Though with entertaining language and compelling characterizations, the big picture of the play is certainly less than hopeful. This is about youth disconnected from their families and ignorant of helpful community resources. Perhaps, the resources are just out of reach or more so unfortunately out of sight for these teenage friends. The chainlink fence at the back of the stage underscores this isolation and disconnection on so many levels.
Here, unfortunately school is not a means to an end but a deadend. The only glimmer of education as an exit answer is Annie’s relationship with the studious, telescope-wielding Malik. He is her first choice as her baby daddy, but his eyes are skyward. Though from a similar impoverished background, he sees his departure clearly. Annie's path is too narrow and wrongly directed.
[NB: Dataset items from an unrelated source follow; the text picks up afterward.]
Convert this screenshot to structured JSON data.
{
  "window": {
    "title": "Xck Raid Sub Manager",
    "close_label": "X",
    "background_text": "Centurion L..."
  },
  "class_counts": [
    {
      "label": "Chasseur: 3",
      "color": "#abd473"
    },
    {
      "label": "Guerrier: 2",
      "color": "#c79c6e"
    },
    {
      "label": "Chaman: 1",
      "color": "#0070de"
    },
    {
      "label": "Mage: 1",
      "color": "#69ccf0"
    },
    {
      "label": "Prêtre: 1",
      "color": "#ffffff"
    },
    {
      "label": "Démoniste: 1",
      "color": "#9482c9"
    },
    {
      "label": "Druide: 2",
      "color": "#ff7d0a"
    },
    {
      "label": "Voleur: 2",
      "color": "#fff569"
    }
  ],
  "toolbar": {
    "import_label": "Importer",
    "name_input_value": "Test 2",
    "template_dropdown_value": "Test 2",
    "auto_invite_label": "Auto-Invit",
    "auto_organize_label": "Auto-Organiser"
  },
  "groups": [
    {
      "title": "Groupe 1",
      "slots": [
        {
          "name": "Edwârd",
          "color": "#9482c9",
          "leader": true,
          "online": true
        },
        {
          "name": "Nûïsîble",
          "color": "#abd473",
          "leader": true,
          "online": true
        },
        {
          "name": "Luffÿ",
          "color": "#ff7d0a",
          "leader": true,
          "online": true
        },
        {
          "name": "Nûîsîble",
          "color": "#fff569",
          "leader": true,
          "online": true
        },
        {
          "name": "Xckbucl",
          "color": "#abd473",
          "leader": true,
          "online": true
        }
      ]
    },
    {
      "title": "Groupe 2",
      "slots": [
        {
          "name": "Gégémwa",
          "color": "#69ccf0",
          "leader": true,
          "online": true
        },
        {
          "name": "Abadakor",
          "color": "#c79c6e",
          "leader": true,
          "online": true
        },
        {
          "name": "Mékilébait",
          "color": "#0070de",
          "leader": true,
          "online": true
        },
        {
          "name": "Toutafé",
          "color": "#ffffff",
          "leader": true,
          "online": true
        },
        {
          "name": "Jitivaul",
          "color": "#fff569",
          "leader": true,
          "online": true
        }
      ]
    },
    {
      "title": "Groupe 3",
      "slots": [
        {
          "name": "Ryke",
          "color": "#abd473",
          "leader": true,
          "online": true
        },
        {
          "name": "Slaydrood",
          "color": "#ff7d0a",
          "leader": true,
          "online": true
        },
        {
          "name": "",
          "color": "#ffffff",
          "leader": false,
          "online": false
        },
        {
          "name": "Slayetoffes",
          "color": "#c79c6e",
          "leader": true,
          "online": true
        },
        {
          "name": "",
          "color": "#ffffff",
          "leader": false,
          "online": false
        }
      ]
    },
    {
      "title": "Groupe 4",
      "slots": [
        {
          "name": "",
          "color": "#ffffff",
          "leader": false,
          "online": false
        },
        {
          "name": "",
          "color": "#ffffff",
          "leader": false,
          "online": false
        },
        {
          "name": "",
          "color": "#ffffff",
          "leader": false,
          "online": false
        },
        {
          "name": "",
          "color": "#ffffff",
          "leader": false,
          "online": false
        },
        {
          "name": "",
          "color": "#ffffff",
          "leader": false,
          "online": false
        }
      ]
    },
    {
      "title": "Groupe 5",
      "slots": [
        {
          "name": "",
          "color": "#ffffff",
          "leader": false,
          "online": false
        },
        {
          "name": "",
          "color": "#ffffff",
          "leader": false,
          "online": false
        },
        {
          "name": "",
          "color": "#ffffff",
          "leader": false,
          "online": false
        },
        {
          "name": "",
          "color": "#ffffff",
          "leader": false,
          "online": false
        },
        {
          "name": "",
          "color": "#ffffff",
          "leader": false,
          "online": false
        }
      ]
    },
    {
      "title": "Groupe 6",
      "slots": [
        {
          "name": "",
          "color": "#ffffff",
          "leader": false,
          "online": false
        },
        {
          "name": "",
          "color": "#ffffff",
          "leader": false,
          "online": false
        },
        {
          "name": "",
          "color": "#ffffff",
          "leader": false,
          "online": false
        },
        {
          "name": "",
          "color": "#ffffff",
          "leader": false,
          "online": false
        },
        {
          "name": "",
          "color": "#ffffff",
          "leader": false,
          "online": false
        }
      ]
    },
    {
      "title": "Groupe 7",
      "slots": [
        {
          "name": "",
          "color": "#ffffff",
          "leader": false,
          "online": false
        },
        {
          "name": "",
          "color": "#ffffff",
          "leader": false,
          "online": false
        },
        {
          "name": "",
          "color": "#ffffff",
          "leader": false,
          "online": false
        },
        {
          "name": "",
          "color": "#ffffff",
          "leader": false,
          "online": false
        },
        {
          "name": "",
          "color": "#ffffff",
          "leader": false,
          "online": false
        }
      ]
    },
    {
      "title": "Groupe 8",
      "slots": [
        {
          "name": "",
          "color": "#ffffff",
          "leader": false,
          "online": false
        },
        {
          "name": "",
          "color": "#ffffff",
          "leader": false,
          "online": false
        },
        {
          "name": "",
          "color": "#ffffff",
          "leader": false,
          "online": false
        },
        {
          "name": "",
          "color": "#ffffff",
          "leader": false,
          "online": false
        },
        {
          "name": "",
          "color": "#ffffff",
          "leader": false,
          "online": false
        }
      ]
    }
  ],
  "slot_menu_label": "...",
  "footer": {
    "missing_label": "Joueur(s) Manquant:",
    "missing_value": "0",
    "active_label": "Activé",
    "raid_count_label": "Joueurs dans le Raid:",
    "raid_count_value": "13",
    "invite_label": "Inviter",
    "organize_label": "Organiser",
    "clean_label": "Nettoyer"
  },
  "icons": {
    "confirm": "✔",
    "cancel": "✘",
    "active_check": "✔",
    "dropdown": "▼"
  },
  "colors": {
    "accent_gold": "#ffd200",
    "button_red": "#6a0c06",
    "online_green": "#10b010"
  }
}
The cast and casting are exceptional. Jasmine Carmichael is a terrific Annie. She is both naïve yet pensive, wistful and willful. Toughest acting of all, Shari Raja's Talisha (call me “T”) is highly aggressive but bleakly exposed. Full of salsa and sassy pathos, Carolina Sanchez inhabits an effervescent Margie.
Ramona Lisa Alexander is all grudging responsibility as Annie’s cigarette-puffing, full of despair and quite overwhelmed mother Myrna. Marc Pierre plays with quiet dignity the only one character in the play touched by intellect. He is the unsure, but true north compass-directed Malik. In contrast, Matthew J. Harris is only personally self-aware yet insensitive to others as the tattoo artist. His character finds Annie “special,” but early on recognizes it is only for one quick night. They are all aliens in a culture and society not embracing them.
Playing another type of outsider, Shanae Burch is poignant as Keera, a bullied, frumpy teen. With a major fantasy of how and what a “real” family is and does, she may be homeless or living in a series of foster homes. Somehow Keera keeps her life together as best she can with connections to her happy thoughts—an imaginary family life, generous minister and musically involved church.
Thoughtfully directed as a series of vignettes by M. Bevin O’Gara and designed by Cristina Todesco, this is theatre of anxiety. The dance hall/detention center set sways the audience between the little light and much dark of lives not fully lived or even dreamed about. It is a compelling production that should be experienced and thoughtfully considered.
This is not a sugary concoction of a play. It is much more bitter than sweet. At times, it is tender and occasionally funny. But Playwright Greenidge has written a provocative, hardscrabble story, a narrative that portrays life as a series of difficult situations requiring very tough choices that lead to life-altering decisions. Like many lives at the lowest economic rungs of our society, Milk Like Sugar is an American tragedy.
The Huntington Theatre Company production of Milk Like Sugar is at the Roberts Studio Theatre in the Boston Center for the Arts Calderwood Pavilion, 527 Tremont St., Boston, through February 27. Tickets may be purchased online, by phone at 617-266-0800, or in person at the BU Theatre box office, 264 Huntington Ave., or the BCA box office.